Today the man is touching ninety. He is debilitated by a host of ailments. Old age has got the better of him as he has lapsed into senility. Yet, he won’t let go of the leadership and gracefully pass on the mantle to someone else. If SAG, at this age and with these mental and physical conditions, thinks he is indispensable in the scheme of things, he must then be someone who considers himself eternally special. But is he?
When SAG finally leaves us, there will be many who will long remember him for his uncompromising political conviction. There will be many others who will be critical of him for having failed to develop a cogent and coherent narrative on Kashmir’s case for azadi. For the most part, SAG has specialised in rhetorical statements and an unimaginative repetitive political discourse. His interview with this magazine just about illustrates that, and how desultory his articulation of the Kashmir case is. You may say old age, but when did he do it any better?
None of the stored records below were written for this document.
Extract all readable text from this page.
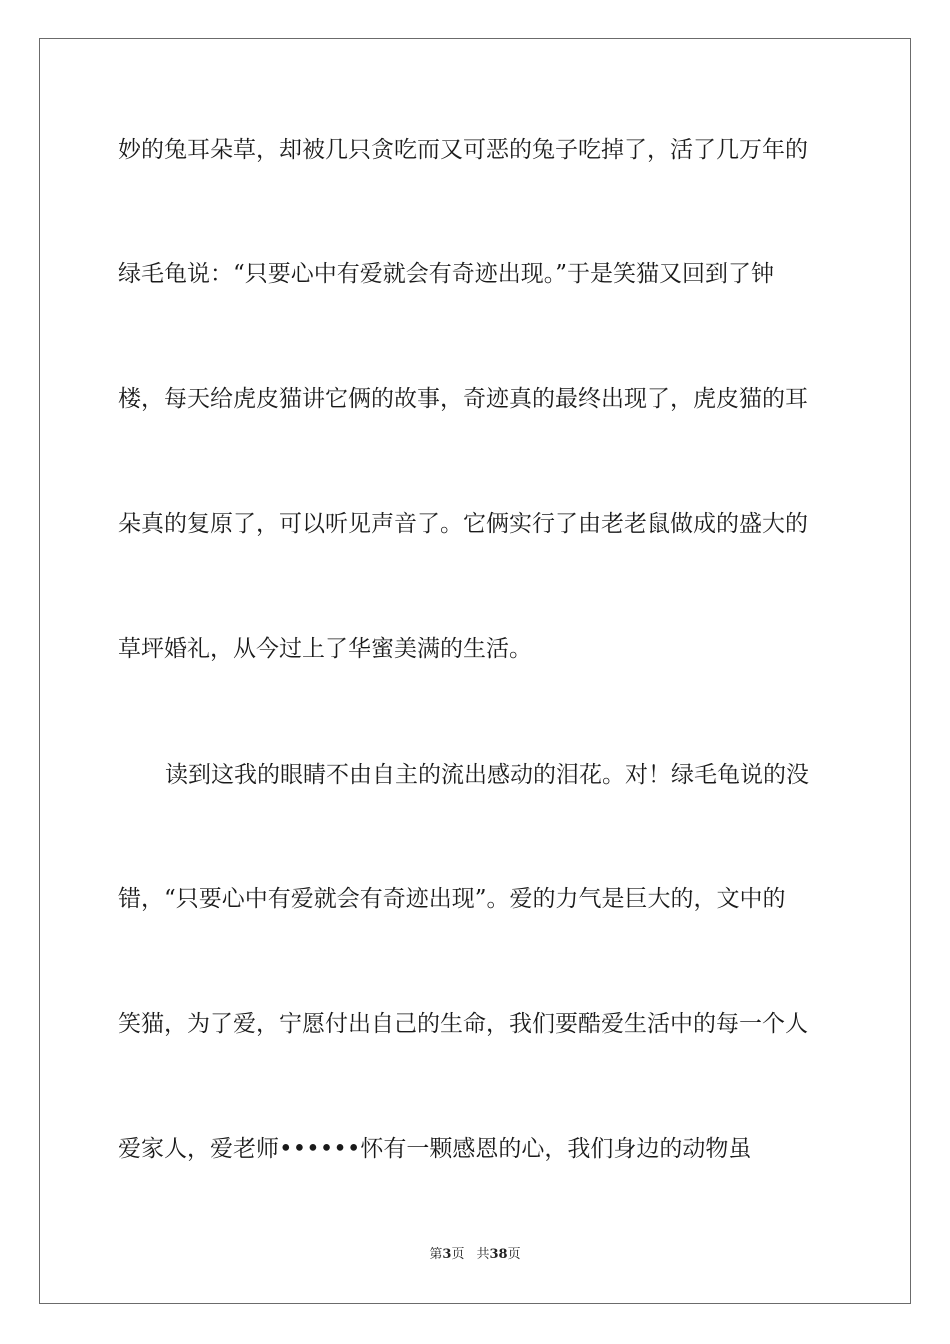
妙的兔耳朵草，却被几只贪吃而又可恶的兔子吃掉了，活了几万年的
绿毛龟说：“只要心中有爱就会有奇迹出现。”于是笑猫又回到了钟
楼，每天给虎皮猫讲它俩的故事，奇迹真的最终出现了，虎皮猫的耳
朵真的复原了，可以听见声音了。它俩实行了由老老鼠做成的盛大的
草坪婚礼，从今过上了华蜜美满的生活。
读到这我的眼睛不由自主的流出感动的泪花。对！绿毛龟说的没
错，“只要心中有爱就会有奇迹出现”。爱的力气是巨大的，文中的
笑猫，为了爱，宁愿付出自己的生命，我们要酷爱生活中的每一个人
爱家人，爱老师••••••怀有一颗感恩的心，我们身边的动物虽
第3页 共38页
To write off SAG as a failure would be unjust. To call him a success would be an overestimation. His place lies somewhere in the grey shade which will take some deconstruction to fully understand the man and his politics. But whichever way you categorise him, in the end you have to give it to him. Over the past six years, he has been imagining and running all his politics from within the four walls of his home. The State ‘loves’ him so much that it doesn’t want him to take the trouble of stepping out of his home in this old age. He is barred even from offering mandatory congregational prayers.
But despite the thorn he is in the State’s flesh, it would rather like to see him live on as an ultimate nightmare awaits it. The epic numbers that would stream on the roads on his death and quickly metastesise into an all-out freedom procession is something the State can hardly handle in a non-military manner.
And after SAG is gone, and the blood and dust have settled down, his detractors and supporters alike would then wonder and ask: Was Syed Ali Geelani the last man standing?
Post Script: If you watch videos of Syed Ali Geelani being arrested, you will notice an interesting and intriguing recurrence. As cops respectfully guide their prisoner into the waiting vehicle, Geelani always prefers to sit in the front seat. Is it to show that ‘I am in the driver’s seat’? Or, a mere show of power? Or, in the words of Faiz: Karo kaj jabbeen pe sar-e-kafan, meray qaatiloon ko gumaan na ho/ Ki gharoor-e-ishq ka baanq’pan, pas-e-marg hum nay bhula diya.